India’s Unified Payments Interface (UPI) transactions have been on a rising streak due to the accelerated digital adoption among the country as a result of the pandemic, though there is one ghost looming over the fast-growing mobile payment sector: transaction failures.

UPI transactions have jumped from 1.2 billion in May to November’s 2.2 billion, a more than 83% increase over the past six months. The meteoric increase in transactions also weighed down local banks’ outdated digital infrastructure, which is believed to be responsible for the sudden increase in unsuccessful transactions as it could not handle the spike in volume of payments.

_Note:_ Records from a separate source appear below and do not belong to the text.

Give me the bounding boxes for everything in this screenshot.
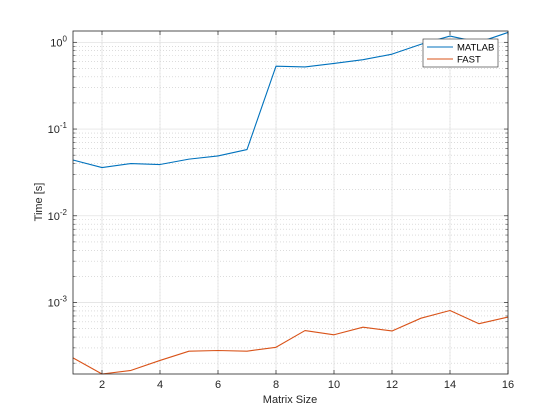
y-tick-label-exponent: -3: [60, 295, 68, 304]
y-axis-title: Time [s]: [33, 183, 45, 222]
x-tick-labels: 2 4 6 8 10 12 14 16: [99, 379, 514, 391]
x-tick-label: 2: [99, 379, 105, 391]
x-tick-label: 12: [386, 379, 398, 391]
legend-label-matlab: MATLAB: [457, 43, 494, 54]
x-axis-title: Matrix Size: [263, 394, 317, 406]
y-tick-label-exponent: -1: [60, 121, 68, 130]
legend-label-fast: FAST: [457, 55, 481, 66]
x-tick-label: 4: [157, 379, 163, 391]
legend-box: [422, 38, 499, 68]
x-tick-label: 14: [444, 379, 456, 391]
x-tick-label: 6: [215, 379, 221, 391]
plot-area: [73, 31, 508, 374]
y-tick-label: 10-2: [48, 208, 68, 223]
y-tick-label-base: 10: [48, 298, 60, 310]
y-tick-label: 100: [50, 34, 67, 49]
y-tick-label-base: 10: [50, 37, 62, 49]
plot-frame: [72, 30, 509, 375]
series-line-fast: [72, 309, 509, 375]
x-tick-label: 8: [273, 379, 279, 391]
y-tick-label: 10-1: [48, 121, 68, 136]
y-tick-label-exponent: 0: [63, 34, 68, 43]
y-tick-label: 10-3: [48, 295, 68, 310]
x-tick-label: 16: [502, 379, 514, 391]
y-tick-label-base: 10: [48, 211, 60, 223]
x-tick-label: 10: [328, 379, 340, 391]
axis-ticks: [73, 31, 509, 374]
y-tick-label-base: 10: [48, 124, 60, 136]
major-grid: [73, 31, 508, 374]
y-tick-label-exponent: -2: [60, 208, 68, 217]
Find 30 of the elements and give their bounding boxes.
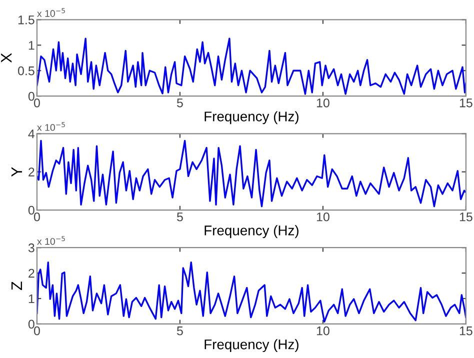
y-tick-label: 2 <box>28 268 34 278</box>
x-tick-label: 5 <box>176 98 183 108</box>
x-tick-label: 10 <box>316 98 330 108</box>
text: x 10$^{−5}$ <box>37 8 65 17</box>
x-tick-label: 10 <box>316 326 330 336</box>
text: x 10$^{−5}$ <box>37 236 65 245</box>
line-series <box>36 140 466 208</box>
y-axis-title: Y <box>11 167 22 177</box>
y-tick-label: 1 <box>28 41 34 50</box>
y-axis-title: Z <box>11 282 22 290</box>
x-axis-title: Frequency (Hz) <box>204 111 298 124</box>
x-axis-title: Frequency (Hz) <box>204 339 298 352</box>
y-tick-label: 1.5 <box>18 16 34 24</box>
y-tick-label: 0 <box>28 206 34 215</box>
x-tick-label: 5 <box>176 212 183 222</box>
x-tick-label: 5 <box>176 326 183 336</box>
y-tick-label: 0 <box>28 92 34 101</box>
y-tick-label: 0 <box>28 320 34 329</box>
y-tick-label: 1 <box>28 294 34 304</box>
y-tick-label: 0.5 <box>18 66 34 76</box>
text: x 10$^{−5}$ <box>37 122 65 131</box>
x-tick-label: 10 <box>316 212 330 222</box>
x-axis-title: Frequency (Hz) <box>204 225 298 238</box>
y-tick-label: 2 <box>28 168 34 176</box>
y-axis-title: X <box>1 53 12 63</box>
x-tick-label: 15 <box>460 326 472 336</box>
y-tick-label: 4 <box>28 130 35 138</box>
y-tick-label: 3 <box>28 243 34 252</box>
x-tick-label: 15 <box>460 212 472 222</box>
x-tick-label: 15 <box>460 98 472 108</box>
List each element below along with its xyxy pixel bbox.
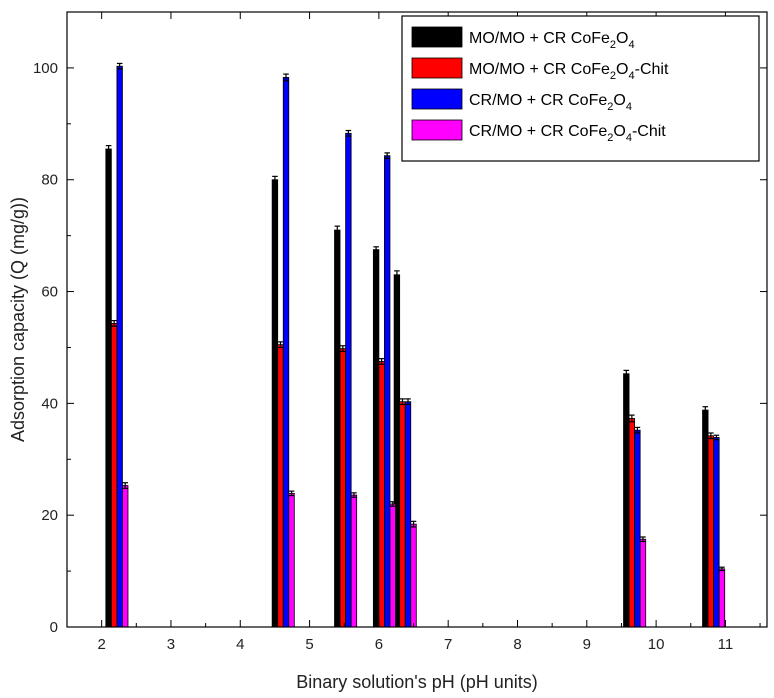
x-tick-label: 6 [375, 636, 383, 653]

Data released by NPCI, the National Payments Corporation of India which developed UPI to facilitate inter-bank digital transactions, shows that in September, the transaction failure rate stands at 3% for ten of the top 30 banks in India, while nine out of the ten banks are state-backed.

The United Bank of India recorded the highest failure rate of 12.4%, followed by Canara Bank’s 5.9% and 5.3% for State Bank of India.

In July, the failure rate for most of the top 30 banks was less than 1%.

A banker told local media Trak.in that “every UPI transaction hits the banks’ core banking system (CBS). The tricky part is that in the UPI architecture, every transaction is clocked twice, once by remitting banks and then by receiving banks. This can lead to a pile-up of credit reversal failures especially as nobody anticipated UPI volumes to double in such a short span.”